For me it works like:

Screen.SetResolution(1600, 800, true);

Before start the scene, go to Game tab and toggle Maximize on play
If you didn’t see effect - try toggle Maximize on play several times.

Hey @mnml , just thought I’d point out your delegate gave me a small error. It should be:

static void CheckPlayModeState( PlayModeStateChange state )
{
    ...
}

I may be wrong, but it seems like it fixed it for me.

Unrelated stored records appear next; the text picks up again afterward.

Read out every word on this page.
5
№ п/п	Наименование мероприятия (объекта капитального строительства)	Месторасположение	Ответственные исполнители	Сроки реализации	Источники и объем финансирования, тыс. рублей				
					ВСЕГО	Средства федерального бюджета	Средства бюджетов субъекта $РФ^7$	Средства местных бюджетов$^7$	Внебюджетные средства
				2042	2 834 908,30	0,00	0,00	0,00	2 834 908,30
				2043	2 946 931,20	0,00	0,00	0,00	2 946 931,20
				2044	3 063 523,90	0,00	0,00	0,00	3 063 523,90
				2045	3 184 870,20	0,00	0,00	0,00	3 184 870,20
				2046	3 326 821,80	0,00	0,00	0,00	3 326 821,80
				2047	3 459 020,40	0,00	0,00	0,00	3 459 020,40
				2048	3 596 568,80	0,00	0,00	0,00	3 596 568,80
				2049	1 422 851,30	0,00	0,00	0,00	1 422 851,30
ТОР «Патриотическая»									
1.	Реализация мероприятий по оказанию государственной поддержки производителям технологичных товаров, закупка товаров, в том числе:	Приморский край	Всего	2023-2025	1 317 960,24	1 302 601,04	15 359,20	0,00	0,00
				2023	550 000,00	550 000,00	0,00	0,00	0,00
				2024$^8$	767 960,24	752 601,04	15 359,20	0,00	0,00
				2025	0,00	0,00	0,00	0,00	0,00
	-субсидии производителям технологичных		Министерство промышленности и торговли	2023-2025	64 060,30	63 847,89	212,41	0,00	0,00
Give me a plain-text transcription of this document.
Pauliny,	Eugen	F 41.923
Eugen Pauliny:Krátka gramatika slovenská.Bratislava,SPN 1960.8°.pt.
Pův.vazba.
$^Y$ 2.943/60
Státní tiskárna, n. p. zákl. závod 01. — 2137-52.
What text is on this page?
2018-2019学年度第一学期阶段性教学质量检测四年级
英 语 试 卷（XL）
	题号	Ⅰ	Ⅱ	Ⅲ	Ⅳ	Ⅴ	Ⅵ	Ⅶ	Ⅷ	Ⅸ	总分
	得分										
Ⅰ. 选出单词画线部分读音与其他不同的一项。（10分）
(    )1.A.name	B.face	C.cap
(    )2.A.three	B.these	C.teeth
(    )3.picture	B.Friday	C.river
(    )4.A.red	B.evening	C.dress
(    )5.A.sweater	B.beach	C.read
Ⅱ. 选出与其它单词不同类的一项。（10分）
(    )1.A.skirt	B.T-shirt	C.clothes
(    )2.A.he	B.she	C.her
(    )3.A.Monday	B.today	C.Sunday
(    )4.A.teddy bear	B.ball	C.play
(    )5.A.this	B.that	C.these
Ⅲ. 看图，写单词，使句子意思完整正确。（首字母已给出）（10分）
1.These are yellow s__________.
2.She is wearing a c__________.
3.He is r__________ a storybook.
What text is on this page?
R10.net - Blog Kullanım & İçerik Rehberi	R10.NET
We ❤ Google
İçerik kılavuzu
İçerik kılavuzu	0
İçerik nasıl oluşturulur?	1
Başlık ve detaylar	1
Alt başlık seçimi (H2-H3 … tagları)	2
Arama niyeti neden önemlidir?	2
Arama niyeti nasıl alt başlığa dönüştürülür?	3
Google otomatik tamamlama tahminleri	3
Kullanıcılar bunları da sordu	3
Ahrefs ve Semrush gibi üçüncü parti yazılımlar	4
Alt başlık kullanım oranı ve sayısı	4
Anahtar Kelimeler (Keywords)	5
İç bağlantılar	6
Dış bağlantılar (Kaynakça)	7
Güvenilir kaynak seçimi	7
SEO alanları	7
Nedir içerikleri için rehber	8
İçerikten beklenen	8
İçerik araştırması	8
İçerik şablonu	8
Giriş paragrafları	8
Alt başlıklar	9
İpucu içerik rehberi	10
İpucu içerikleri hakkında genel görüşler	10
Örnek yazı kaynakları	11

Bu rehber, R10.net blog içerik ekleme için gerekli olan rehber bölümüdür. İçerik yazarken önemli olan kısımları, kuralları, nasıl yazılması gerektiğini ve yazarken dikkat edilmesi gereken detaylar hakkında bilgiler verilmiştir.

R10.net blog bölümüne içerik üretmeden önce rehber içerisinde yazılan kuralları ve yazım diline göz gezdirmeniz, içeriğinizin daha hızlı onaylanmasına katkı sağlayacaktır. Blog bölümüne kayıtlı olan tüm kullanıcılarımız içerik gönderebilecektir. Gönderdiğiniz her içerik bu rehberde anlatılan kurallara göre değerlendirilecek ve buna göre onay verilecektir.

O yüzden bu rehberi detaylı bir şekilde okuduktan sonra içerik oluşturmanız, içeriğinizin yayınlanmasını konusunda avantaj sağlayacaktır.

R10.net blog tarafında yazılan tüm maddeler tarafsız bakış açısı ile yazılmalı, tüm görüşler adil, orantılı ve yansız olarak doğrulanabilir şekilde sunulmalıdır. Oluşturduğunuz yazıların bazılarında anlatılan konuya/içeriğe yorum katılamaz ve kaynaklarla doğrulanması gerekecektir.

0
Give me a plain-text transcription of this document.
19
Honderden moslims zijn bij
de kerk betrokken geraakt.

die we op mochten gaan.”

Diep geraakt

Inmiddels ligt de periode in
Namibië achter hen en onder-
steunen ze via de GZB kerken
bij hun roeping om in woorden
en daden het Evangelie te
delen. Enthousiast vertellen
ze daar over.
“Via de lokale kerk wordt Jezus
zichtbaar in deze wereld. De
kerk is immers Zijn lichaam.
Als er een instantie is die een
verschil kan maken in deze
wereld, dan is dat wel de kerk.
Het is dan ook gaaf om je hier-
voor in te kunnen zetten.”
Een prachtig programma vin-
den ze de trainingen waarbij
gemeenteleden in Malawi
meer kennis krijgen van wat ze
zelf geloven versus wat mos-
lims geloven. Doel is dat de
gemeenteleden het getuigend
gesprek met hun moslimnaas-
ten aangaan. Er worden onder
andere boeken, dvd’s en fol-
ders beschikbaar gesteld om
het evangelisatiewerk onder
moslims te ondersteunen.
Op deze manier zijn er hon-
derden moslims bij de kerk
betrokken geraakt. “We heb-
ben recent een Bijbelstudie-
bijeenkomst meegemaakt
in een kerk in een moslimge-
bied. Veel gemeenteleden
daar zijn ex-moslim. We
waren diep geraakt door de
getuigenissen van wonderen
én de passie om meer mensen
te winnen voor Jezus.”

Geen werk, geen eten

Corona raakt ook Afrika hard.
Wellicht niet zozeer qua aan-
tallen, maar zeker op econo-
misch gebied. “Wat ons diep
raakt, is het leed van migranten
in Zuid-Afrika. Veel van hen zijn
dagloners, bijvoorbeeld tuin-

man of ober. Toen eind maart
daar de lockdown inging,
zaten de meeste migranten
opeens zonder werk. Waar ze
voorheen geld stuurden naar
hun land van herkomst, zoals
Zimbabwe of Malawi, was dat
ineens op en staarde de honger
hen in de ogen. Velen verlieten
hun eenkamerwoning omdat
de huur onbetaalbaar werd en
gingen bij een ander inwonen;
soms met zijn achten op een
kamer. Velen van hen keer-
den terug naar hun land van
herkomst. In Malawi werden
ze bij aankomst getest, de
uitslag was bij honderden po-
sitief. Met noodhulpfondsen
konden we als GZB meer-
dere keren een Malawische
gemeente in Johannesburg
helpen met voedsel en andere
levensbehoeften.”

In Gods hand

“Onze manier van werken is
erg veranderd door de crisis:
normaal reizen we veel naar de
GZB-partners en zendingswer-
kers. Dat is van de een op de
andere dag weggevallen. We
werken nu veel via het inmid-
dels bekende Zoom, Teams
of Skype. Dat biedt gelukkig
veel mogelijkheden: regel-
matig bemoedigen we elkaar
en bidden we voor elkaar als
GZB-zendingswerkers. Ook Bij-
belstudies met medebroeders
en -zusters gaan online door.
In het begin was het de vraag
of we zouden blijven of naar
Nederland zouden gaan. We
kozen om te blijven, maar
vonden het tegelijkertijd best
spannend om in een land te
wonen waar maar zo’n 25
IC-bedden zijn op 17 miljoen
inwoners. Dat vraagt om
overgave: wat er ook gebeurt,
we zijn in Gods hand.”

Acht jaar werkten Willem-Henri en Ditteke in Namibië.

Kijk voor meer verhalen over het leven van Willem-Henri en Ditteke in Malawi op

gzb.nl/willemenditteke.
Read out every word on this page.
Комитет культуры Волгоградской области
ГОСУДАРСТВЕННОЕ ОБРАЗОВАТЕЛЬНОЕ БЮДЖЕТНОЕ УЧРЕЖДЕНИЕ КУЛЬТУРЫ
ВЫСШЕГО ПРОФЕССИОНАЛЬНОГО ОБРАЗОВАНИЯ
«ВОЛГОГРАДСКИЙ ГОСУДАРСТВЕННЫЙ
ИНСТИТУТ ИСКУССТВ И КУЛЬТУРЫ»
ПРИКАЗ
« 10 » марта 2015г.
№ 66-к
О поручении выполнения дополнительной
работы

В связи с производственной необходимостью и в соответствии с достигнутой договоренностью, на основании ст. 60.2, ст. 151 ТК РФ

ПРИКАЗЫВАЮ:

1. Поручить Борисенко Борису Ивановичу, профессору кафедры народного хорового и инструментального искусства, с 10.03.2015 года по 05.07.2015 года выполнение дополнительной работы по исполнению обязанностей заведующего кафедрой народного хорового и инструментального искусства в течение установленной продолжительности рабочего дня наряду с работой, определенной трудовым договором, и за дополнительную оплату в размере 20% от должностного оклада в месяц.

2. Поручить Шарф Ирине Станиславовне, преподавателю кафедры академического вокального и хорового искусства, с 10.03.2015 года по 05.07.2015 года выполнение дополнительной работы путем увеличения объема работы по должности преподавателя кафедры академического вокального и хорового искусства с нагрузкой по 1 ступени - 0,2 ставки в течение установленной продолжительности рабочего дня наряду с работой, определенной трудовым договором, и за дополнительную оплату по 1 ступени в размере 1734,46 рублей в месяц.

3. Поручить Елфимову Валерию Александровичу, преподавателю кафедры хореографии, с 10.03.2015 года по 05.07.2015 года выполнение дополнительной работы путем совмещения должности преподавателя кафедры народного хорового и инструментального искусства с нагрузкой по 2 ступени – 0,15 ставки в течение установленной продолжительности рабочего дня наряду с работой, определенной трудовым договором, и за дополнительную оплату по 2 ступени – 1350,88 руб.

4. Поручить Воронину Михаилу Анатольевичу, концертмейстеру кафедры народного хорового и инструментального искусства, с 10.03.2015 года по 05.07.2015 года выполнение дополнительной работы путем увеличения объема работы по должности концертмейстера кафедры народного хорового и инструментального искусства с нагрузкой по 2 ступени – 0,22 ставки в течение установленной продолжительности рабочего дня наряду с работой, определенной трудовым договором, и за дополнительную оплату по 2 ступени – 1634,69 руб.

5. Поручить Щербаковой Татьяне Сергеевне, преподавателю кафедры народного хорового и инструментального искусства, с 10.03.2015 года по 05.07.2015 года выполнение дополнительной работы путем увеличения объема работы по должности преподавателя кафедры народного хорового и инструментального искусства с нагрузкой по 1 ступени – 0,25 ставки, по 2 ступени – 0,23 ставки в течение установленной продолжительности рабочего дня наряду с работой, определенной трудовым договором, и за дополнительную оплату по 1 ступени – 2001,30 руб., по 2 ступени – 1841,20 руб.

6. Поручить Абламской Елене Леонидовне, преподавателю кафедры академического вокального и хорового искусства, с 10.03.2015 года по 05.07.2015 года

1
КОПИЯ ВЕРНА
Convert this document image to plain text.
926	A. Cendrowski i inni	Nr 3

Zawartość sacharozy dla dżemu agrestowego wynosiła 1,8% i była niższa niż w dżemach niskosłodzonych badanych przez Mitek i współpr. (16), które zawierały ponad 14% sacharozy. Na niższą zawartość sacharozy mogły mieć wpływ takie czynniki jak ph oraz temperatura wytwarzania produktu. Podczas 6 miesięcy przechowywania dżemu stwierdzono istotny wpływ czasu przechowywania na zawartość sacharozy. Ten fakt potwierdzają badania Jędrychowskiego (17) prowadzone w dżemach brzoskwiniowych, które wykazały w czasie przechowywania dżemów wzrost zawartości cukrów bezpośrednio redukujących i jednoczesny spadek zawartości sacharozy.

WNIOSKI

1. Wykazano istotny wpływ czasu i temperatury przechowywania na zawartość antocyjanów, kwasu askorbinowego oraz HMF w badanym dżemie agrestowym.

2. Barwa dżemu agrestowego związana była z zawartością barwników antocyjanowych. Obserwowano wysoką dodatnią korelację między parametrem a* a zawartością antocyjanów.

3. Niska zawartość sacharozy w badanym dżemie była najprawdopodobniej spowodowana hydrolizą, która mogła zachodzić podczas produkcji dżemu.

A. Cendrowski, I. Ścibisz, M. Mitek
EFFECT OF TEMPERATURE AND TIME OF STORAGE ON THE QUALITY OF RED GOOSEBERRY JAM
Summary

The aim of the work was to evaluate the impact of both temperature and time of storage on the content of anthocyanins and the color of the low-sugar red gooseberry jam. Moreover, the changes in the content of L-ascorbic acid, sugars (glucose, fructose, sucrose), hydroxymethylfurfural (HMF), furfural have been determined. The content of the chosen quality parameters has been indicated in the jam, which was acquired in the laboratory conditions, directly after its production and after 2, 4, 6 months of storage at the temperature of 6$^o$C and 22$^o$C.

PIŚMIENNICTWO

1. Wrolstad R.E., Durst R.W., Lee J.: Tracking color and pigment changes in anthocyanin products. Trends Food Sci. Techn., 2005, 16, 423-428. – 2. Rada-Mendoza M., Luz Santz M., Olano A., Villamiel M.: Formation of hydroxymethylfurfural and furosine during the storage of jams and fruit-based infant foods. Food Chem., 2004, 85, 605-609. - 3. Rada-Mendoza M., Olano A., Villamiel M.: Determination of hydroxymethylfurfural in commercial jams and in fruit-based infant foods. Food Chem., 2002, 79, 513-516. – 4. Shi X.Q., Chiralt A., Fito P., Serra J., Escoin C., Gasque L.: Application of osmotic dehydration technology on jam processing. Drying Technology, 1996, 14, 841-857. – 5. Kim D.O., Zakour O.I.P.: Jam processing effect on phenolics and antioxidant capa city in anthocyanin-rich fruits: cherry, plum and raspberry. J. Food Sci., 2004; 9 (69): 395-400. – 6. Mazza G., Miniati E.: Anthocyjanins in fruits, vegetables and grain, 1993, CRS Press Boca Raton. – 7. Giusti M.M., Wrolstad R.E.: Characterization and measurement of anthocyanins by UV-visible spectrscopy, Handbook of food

the code of @mnml seems to work, but only a few times. After a couple of times starting the game preview, the windows disappears completly and Ive got some “Scene out of view-frustrum” errors. To resolve this, I need to remove the script, restart the Unity (or sometimes Windows) and then close and open the game preview window again.

Any idea, whats causing this?

I think my video could help you. You can change play mode screen to exactly your screen size without limiting the physical screen size. This is some undocumented stuff but it works for me.

isnt this more or less the same like mnml did, only with screenshot capability added?

And I need it for testing touchscreen-inputs. I have a dedicated touch-screen on which I test everything. And the inputs of the screen are not scaled down to the downscaled preview, so everything is misaligned during a preview (or I have to scale it up to 1x, but then the game-borders are hidden behind the preview-window-borders.